L'affaire de la forêt de Rendlesham (1980) : le Roswell anglais
Des aviateurs américains ont signalé un objet lumineux dans les bois. Deux nuits plus tard, le commandant adjoint de la base est entré lui-même dans la forêt et a enregistré la scène sur une cassette. Et ce document a ensuite été rendu public.
Ce qui s'est passé à Noël 1980 dans la forêt de Rendlesham, dans le Suffolk, en Angleterre, est souvent appelé « le Roswell britannique ». C'est l'affaire d'ovni la plus connue hors des États-Unis — et surtout, les témoins n'étaient pas des civils mais des militaires entraînés, et elle a laissé l'héritage inhabituel d'un enregistrement en direct du commandant adjoint et d'un mémo officiel.

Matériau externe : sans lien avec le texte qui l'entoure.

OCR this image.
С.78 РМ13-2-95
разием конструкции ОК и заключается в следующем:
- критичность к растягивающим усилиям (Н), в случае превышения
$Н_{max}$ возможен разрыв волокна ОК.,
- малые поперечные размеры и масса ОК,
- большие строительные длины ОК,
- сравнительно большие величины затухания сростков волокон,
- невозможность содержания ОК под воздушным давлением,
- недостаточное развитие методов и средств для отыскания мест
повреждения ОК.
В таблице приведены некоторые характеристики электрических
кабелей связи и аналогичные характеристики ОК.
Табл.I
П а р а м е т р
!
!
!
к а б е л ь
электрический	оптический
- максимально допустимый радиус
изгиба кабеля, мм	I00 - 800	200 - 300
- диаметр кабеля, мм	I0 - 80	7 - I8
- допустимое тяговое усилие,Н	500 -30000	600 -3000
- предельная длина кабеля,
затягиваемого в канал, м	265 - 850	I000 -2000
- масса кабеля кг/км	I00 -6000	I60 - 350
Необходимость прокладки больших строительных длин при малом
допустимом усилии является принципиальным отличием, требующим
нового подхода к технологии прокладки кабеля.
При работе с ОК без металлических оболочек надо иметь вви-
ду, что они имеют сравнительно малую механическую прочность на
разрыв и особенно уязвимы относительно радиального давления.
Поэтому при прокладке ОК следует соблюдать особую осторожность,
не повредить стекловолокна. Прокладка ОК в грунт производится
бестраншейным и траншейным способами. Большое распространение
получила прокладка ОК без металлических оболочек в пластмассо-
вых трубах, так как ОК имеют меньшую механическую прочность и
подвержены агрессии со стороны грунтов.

Les premières heures après Noël
Vers 3 heures du matin, le 26 décembre 1980, des aviateurs gardant la porte est de RAF Woodbridge — une base britannique utilisée par l'armée de l'air américaine — virent d'étranges lumières dans la forêt de Rendlesham toute proche. Ils crurent d'abord à un avion accidenté, et plusieurs y pénétrèrent. L'un d'eux était le sergent Jim Penniston, qui allait plus tard porter l'affaire à la connaissance du public.
Penniston a témoigné avoir vu, dans une clairière, un petit objet triangulaire et sombre. Sa surface était lisse, son flanc portait des signes semblables à des hiéroglyphes, et il affirma l'avoir touché de la main. Peu après, l'objet fila dans un éclat de lumière. Le lendemain, les hommes trouvèrent trois dépressions au sol et des branches brisées.
Le commandant adjoint entre dans la forêt
L'histoire ne s'arrêta pas là. Dans la nuit du 28 décembre, le commandant adjoint de la base, le lieutenant-colonel Charles Halt, retourna dans la forêt avec plusieurs de ses hommes. Sceptique, Halt emporta un petit magnétophone à cassette pour documenter la scène.
Pourtant, au cours de l'enquête, le groupe de Halt vit lui aussi des lumières en mouvement dans le ciel et entre les arbres. La bande sur laquelle il enregistra l'instant capte, en direct, Halt et ses hommes décrivant les lumières d'une voix stupéfaite. Ils notèrent également des relevés de radioactivité supérieurs à la normale à l'endroit où l'objet aurait été.
Conservé dans les archives
La raison décisive qui distingue cette affaire d'innombrables observations est le dossier officiel. En janvier 1981, le lieutenant-colonel Halt rédigea un bref mémo résumant les événements et l'envoya au ministère britannique de la Défense. Ce document — le « mémo Halt » — fut rendu public aux États-Unis en 1983 en vertu du Freedom of Information Act et devint célèbre comme document officiel sur les ovnis signé par un officier supérieur. Avec l'enregistrement vocal de Halt, Rendlesham devint une affaire qui « avait laissé des preuves ».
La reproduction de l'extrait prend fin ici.